Beim Trainieren der KI-Modelle für beide Anwendungen sind Datenqualität und die Menge der Daten eine große Herausforderung. Um das Annotieren der Daten zu erleichtern oder komplett zu vermeiden, werden von uns mehrere Methoden eingesetzt:

  • Generieren von synthetischen Daten (kein Annotierungsaufwand)
  • Unterstütztes Annotieren durch Objekttracking (geringer Aufwand für Annotierung)
  • Augmentierung von Daten (kein Annotierungsaufwand)

Zu diesen Methoden haben wir Software-Tools entwickelt, die uns bei der Erfassung und Aufbereitung von Daten unterstützen. Dies ist notwendig, da letztlich große Mengen an qualitativ hochwertigen Daten essenziell sind, um die Möglichkeiten von KI auszuschöpfen.

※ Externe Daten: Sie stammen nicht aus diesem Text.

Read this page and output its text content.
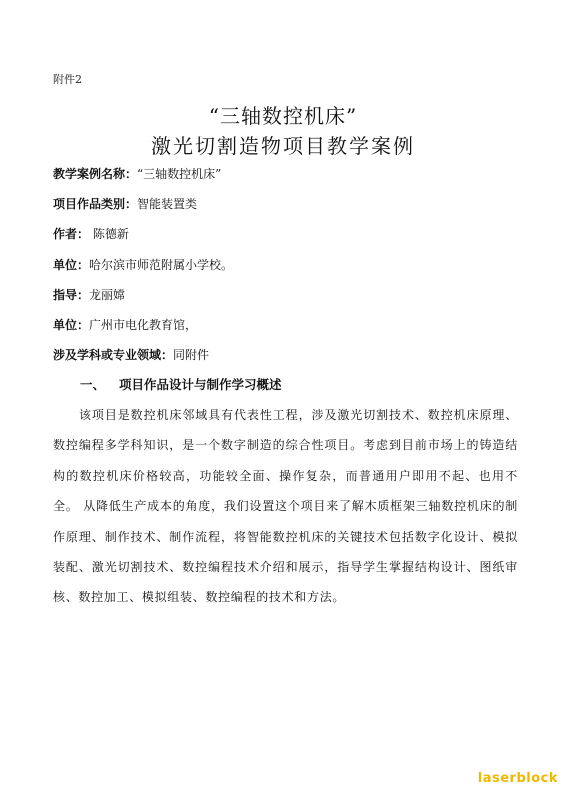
附件2
“三轴数控机床”
激光切割造物项目教学案例
教学案例名称：“三轴数控机床”
项目作品类别：智能装置类
作者： 陈德新
单位：哈尔滨市师范附属小学校。
指导：龙丽嫦
单位：广州市电化教育馆，
涉及学科或专业领域：同附件
一、 项目作品设计与制作学习概述
该项目是数控机床邻域具有代表性工程，涉及激光切割技术、数控机床原理、数控编程多学科知识，是一个数字制造的综合性项目。考虑到目前市场上的铸造结构的数控机床价格较高，功能较全面、操作复杂，而普通用户即用不起、也用不全。 从降低生产成本的角度，我们设置这个项目来了解木质框架三轴数控机床的制作原理、制作技术、制作流程，将智能数控机床的关键技术包括数字化设计、模拟装配、激光切割技术、数控编程技术介绍和展示，指导学生掌握结构设计、图纸审核、数控加工、模拟组装、数控编程的技术和方法。
laserblock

Zukunft der Bildverarbeitung in der Matrixproduktion

Unsere im Projekt SE.MA.KI entwickelten Methoden zur automatischen Prozesserkennung sind ein wichtiger Bestandteil der komplexen KI-gestützten Matrixproduktion von morgen. Bildverarbeitung ist dabei ein elementarer Bestandteil sowie eine notwendige Schnittstelle zwischen digitaler und realer Welt, um manuelle Prozesse in die automatische Matrixproduktion zu integrieren. Zukünftig wollen wir die erarbeiteten Methoden weiter optimieren und insbesondere den Aufwand für das Training der Modelle mit synthetischer Datenerzeugung und unterstütztem Annotieren weiter stark reduzieren. Auch die Assistenzfunktionen unseres Systems können weiter ausgebaut werden, um den Werker in seiner Arbeit intelligent zu unterstützen und die Produktion effektiver zu gestalten.

Dieses Forschungs- und Entwicklungsprojekt wird durch das Bundesministerium für Bildung und Forschung (BMBF) gefördert (Förderkennzeichen: L1FHG42421). Die Verantwortung für den Inhalt dieser Veröffentlichung liegt bei den Autor:innen.